Deep Dive
1. Deflationary Mechanics (Bullish Impact)
Overview:
WAX has reduced inflation to 3.9% by linking token minting to network utility via its PowerUp model. Increased on-chain activity triggers more burns (e.g., 17 July 2025 tweet), with the supply down 11% YoY.
What this means:
Reduced sell pressure from inflation could lift prices if user growth resumes. However, current weak RSI (41) and -13% 60d returns suggest demand hasn’t yet responded to supply constraints.
2. Web3 Gaming Contraction (Bearish Impact)
Overview:
Daily web3 gaming users fell 17% in Q2 2025, with 300+ dApps shuttering (DappRadar). While WAX leads in transaction volume, its gaming-heavy focus exposes it to sector-wide funding declines (-93% YoY).
What this means:
NFT/metaverse activity – core to WAX’s utility – risks stagnation unless sustainable Play-and-Earn models gain traction. This could delay network effect-driven price rallies.

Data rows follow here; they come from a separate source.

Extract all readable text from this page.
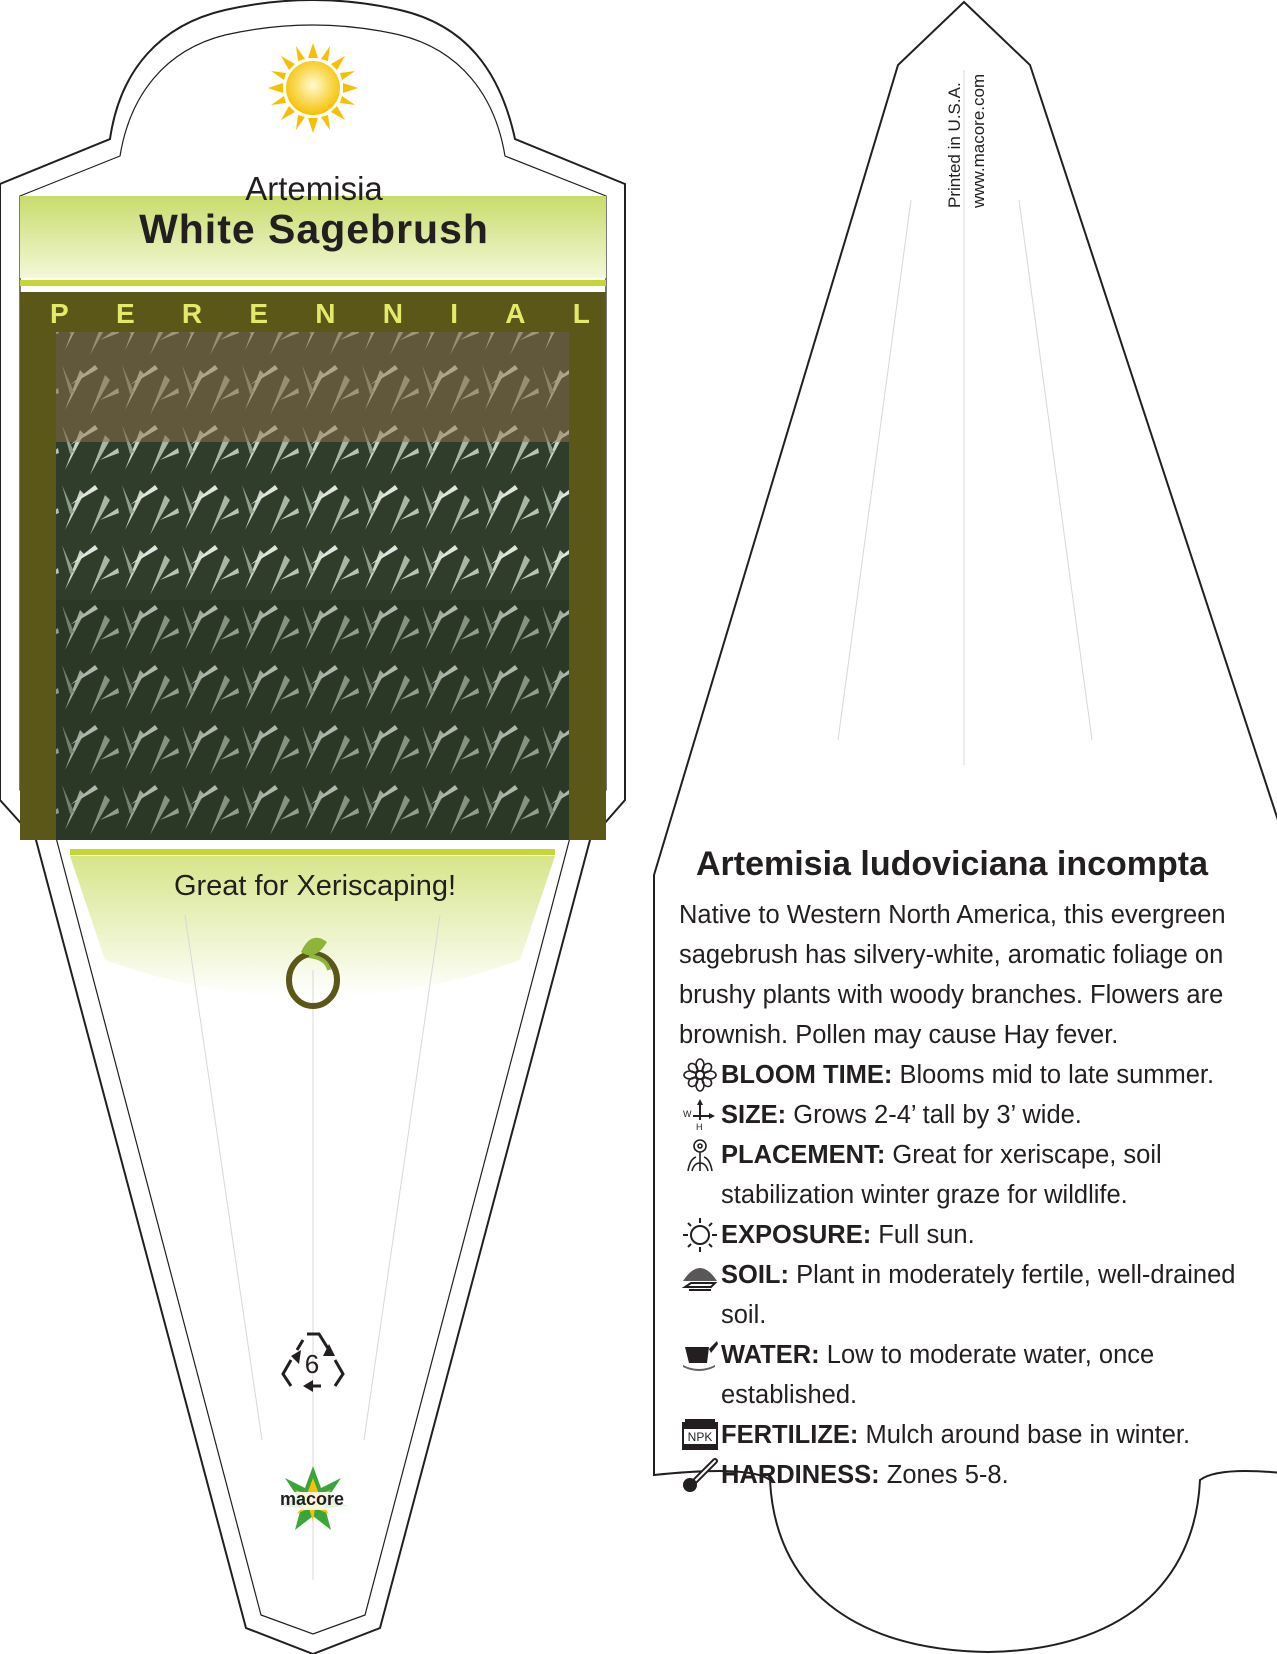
Artemisia
White Sagebrush
P E R E N N I A L
Great for Xeriscaping!
6
macore
Printed in U.S.A. www.macore.com
Artemisia ludoviciana incompta

Native to Western North America, this evergreen sagebrush has silvery-white, aromatic foliage on brushy plants with woody branches. Flowers are brownish. Pollen may cause Hay fever.

BLOOM TIME: Blooms mid to late summer.
W
H SIZE: Grows 2-4’ tall by 3’ wide.
PLACEMENT: Great for xeriscape, soil stabilization winter graze for wildlife.
EXPOSURE: Full sun.
SOIL: Plant in moderately fertile, well-drained soil.
WATER: Low to moderate water, once established.
NPK FERTILIZE: Mulch around base in winter.
HARDINESS: Zones 5-8.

3. Upbit Liquidity Event (Mixed Impact)
Overview:
Upbit suspended WAXP deposits/withdrawals on 5 August for wallet upgrades, potentially disrupting 10-15% of its $2.3M daily volume temporarily.
What this means:
Short-term volatility is likely, but resolved maintenance often restores confidence. Monitor trading volumes post-7 August resumption for signs of Korean market re-engagement.
Conclusion
WAXP’s deflation pivot offers structural upside, but sector headwinds and thin liquidity ($0.0176 price, $78M market cap) amplify volatility risks. Can WAX’s gaming ecosystem outpace the broader web3 downturn? Watch Q3 NFT trading volumes and staking APY trends for demand signals.